Maximizing the benefits of continuous integration with simulation
The role of software is becoming more important than ever in embedded systems. It provides the opportunity for competitive differentiation and can significantly accelerate and increase revenues. However, companies are often not willing to wait a year or two for new and updated software, so there is increased pressure to release faster. The way developers work is fast evolving, regardless of the type of code or system in development. Market observation shows that new practices such as Agile development, continuous integration, continuous deployment and cross-functional teams are being established for the development of embedded software. Embedded systems development is clearly very different from developing a web or an IT-based application; and target hardware does not always lend itself to adopting these new development methodologies.
Most of the challenges can be categorized as being related to access, collaboration or automation. Let investigate the first of these challenges: access or the availability of the hardware required to move to continuous integration and testing. Continuous integration is often considered to be a useful means to achieve maximum velocity in embedded development.
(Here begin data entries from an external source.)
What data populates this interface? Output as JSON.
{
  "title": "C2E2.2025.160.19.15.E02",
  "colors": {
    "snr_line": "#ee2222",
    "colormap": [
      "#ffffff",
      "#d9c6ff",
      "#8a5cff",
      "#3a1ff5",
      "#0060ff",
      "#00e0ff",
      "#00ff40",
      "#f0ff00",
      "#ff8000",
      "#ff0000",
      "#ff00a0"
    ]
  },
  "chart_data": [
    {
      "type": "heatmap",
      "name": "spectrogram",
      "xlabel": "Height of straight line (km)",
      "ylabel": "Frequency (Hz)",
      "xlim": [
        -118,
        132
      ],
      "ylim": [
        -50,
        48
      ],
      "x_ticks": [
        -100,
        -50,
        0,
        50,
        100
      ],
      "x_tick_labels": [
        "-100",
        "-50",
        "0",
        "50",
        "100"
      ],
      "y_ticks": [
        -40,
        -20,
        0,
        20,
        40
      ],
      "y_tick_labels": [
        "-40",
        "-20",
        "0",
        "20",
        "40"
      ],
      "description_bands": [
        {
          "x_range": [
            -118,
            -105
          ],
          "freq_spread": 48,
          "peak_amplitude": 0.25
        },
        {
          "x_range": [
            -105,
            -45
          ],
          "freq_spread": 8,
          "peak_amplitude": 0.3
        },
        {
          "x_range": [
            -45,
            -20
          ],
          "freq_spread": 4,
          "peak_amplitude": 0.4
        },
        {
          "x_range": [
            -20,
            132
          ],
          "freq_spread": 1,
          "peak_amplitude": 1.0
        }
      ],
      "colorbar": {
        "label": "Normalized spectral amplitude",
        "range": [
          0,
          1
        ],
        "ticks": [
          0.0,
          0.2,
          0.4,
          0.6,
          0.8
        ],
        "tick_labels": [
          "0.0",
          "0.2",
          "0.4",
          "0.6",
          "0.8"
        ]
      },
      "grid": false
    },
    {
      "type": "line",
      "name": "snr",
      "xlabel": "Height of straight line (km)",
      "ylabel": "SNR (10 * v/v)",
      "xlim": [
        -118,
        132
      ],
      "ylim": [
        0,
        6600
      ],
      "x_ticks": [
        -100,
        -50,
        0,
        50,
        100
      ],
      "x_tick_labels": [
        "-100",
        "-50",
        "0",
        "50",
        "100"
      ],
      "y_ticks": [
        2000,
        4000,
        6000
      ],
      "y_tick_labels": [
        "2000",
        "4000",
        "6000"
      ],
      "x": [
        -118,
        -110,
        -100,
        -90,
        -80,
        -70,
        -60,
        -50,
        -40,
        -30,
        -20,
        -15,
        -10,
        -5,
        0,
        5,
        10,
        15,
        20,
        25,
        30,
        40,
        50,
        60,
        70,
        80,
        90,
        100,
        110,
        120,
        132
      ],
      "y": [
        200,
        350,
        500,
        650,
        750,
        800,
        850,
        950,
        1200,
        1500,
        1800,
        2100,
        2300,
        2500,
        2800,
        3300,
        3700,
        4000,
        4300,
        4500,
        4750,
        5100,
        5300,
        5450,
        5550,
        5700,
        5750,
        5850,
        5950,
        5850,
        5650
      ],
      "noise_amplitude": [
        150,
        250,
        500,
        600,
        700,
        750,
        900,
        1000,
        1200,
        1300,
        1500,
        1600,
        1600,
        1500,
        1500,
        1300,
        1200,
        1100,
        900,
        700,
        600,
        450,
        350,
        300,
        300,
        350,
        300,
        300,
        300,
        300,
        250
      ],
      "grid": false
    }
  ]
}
Although it can deliver many benefits, continuous integration can also highlight hardware limitations that prevent its effective attainment.
Due to market needs, the traditional lifecycle – design, platform development, application development, test and integration, deployment and maintenance – is changing in order to achieve greater access. Test and integration is now a continuous and ongoing activity that happens throughout the product lifecycle: it occurs during the development of a product and after deployment when the product is in the maintenance phase.
Figure 1 – Product lifecycle and continuous testing
Software is also often updated in deployed products, so it is being continuously tested and integrated, which means that the traditional post-development test and integration phase is changing and even disappearing in some cases. It has not been entirely eliminated but it’s largely been encompassed in Quality Assurance (QA), which is perhaps less about doing integration and basic tests and more about ensuring that proper testing is done before product shipment. In this area, there are two opposing views: either production quality is part of the continuous test and integration system, where it is the final step in that process, meaning that the end-goal of the continuous integration is to have production quality; or there is a dedicated QA phase that is a specific activity with specific equipment and comes after and is separate from the continuous test and integration system.
The basic ideas behind continuous testing and integration include: provide faster feedback to developers; build and test the system piece by piece to avoid big-bang integration and big failure; assess most changes; reduce the waiting time to test systems; find errors in the smallest possible context; and find unique errors at each level. This is often difficult to achieve because there is limited access to often-fragile and scarce target hardware, which causes long latency to run tests that makes the fixing of bugs more expensive. A long time to run tests means it takes time to get feedback and regressions creep back in, and using only two levels of test increases the likelihood that bugs in intermediate levels are not caught.
Figure 2 – Typical time frames of continuous practices
Target hardware can be too costly or impractical to obtain enough of it. Developers may have to wait for access to a test lab or specific equipment, or may have to wait for a result to be reported back from a test lab, or may lose time with setup or configuration changes after they gain lab time, all causing a loss of velocity, thought flow and momentum. This access bottleneck also causes an inability to scale out the test and integration; and it may cause quality problems if a lack of access to hardware causes developers to reduce their test matrix to what possible rather than what should be tested. This may cause late stage integration problems that should have been avoided by introducing continuous integration.